たまたま小田切がいない時に恵と話していて、盛り上がっているときに小田切が現れたりすると、恵に対し燃えるような嫉妬の眼差しを向けるのがはっきりと見て取れた。きっと蓑島も同様の経験をしていたのに違いない。
「実は、俺には小田切の自殺を疑う理由があるんだ」
「なに?」
「あいつが亡くなる数日前、俺に言ったんだ。恵が浮気しているかもしれない、と。つまり俺に対する探りの意味もあったわけなんだが、俺は友人のふりをして聞いていた。すると奴はあいつの部屋を探してみようと思う、何か証拠が出るかもしれないと言った。俺はやめておけ、むなしくなるだけだと言った」
「まさしくそうね」
「だがその後、俺がもし何か怪しいものが出てきたらどうするんだ、と聞いたらあいつは即座にこう言ったんだ。恵と納得ゆくまで話をするつもりだ、と。どんな奴が誘惑しようと俺はあいつを手放すつもりはない、ともね」
「…………」
「おかしいだろう?あの日、もし小田切が君の部屋で何かを見つけたとしても、それはあいつにとって覚悟の上だったはずだ。ショックで死を選ぶとは考えにくい。蓑島がこっちに来るというのも、そのことが気になっているからかもしれない。
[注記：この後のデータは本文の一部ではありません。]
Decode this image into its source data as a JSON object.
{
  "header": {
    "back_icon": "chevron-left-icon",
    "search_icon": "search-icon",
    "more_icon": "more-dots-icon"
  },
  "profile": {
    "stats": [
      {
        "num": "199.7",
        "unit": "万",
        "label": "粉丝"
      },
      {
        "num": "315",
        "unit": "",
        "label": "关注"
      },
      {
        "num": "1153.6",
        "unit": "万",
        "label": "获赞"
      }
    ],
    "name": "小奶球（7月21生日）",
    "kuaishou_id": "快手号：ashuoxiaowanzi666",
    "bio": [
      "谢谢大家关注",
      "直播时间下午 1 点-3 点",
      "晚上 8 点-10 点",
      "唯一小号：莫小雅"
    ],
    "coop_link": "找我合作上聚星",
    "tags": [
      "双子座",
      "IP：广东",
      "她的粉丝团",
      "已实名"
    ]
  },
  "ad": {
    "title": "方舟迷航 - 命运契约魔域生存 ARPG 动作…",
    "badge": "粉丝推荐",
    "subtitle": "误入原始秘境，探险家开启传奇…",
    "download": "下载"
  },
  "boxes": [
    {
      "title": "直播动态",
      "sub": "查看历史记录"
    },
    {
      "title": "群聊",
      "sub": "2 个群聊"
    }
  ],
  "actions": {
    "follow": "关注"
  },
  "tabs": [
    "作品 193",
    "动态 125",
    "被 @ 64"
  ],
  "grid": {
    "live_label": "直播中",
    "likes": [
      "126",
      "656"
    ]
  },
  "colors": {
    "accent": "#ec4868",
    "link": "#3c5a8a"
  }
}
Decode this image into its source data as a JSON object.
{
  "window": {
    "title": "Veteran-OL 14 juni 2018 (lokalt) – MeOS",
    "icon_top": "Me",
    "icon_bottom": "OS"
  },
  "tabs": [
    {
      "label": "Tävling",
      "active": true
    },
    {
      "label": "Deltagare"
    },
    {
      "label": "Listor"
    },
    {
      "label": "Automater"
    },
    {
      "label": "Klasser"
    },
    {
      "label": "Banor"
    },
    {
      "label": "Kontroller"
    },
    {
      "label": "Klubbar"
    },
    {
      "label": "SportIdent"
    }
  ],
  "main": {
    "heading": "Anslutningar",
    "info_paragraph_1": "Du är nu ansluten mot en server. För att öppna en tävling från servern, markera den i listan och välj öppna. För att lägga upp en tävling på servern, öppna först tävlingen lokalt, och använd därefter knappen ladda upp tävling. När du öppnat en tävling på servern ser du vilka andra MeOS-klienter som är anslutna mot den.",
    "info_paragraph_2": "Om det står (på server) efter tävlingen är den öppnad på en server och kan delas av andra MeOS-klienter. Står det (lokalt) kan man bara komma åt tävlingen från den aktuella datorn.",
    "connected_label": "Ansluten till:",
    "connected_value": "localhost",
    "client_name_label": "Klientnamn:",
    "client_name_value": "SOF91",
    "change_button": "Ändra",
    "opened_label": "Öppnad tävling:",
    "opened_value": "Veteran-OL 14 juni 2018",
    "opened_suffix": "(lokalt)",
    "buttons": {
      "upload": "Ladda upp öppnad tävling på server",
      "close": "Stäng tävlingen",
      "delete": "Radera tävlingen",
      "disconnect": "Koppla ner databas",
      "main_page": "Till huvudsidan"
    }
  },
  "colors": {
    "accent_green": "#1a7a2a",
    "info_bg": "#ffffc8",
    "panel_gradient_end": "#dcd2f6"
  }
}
俺と蓑島には小田切を殺害する動機がある。そして俺にも奴にも確たるアリバイがない。このまま小田切が自殺かどうか確定しなければ、ずっともやもやを引きずることになる」
「人は思いもかけない理由で死んだりするものよ」
「そうかもしれない。だが、だとしたらなおさら、君にとって小田切の死はショッキングな出来事だったんじゃないか?それなのに君は、東京に戻ろうとはせず、俺や蓑島に疑いの目を向けもしない。なぜだ?」
「それは……ショック以上に、もう小田切の事を思い出したくなかったからよ」
「どういうことだ?」
恵は大きくため息をつくと、重い口を開いた。
「あの人は、死ぬずっと前から、私の事を疑っては死んでやると言う口上を繰り返していたの。だから彼が私の部屋で死んだと聞いたとき、思ったわ。きっと、お芝居の練習をしていてしくじったんだなと」
「つまり、奴の死は自殺の芝居をしている最中の、事故だったと?」
「私はそう思っている」
「警察には話したか?」
「話したわ。納得してもらえたかどうかはわからないけど」
「つまり今までは狂言で、今回だけは本当に毒を飲んだ、と?」
「そうなるわね。何しろ実際に死んでしまったわけだから」
「ふうむ。すっきりしないが、そういう決着なら仕方ない。俺にしてみれば事故でも自殺でも、ようするに疑いが晴れればいいわけだからな。……蓑島には、今の話はしたのか?」
「まだよ。きっと彼もあなたと同じような質問を私にぶつけてくるでしょうから、その時に言えばいいと思ってる」
「蓑島が知っていることを提供したところで、俺たち三人の見解が出そろうわけだ。事故か、自殺か、それとも……」
「私たちの誰かが殺した、か?」
「そうなると東京にいた俺か蓑島になるぜ。君が念力で殺したとでも言わない限りはな」
「案外、私が呪い殺したのかもよ。北海道から念を送って」
「なるほど、そうなりゃ、前代未聞の完全犯罪ってわけだ」
話が、徐々に非現実的な方向へとそれていった。恵の話を全て信じたわけではなかったが、これ以上、追及したところで決定的な告白が出てくるとも思えなかった。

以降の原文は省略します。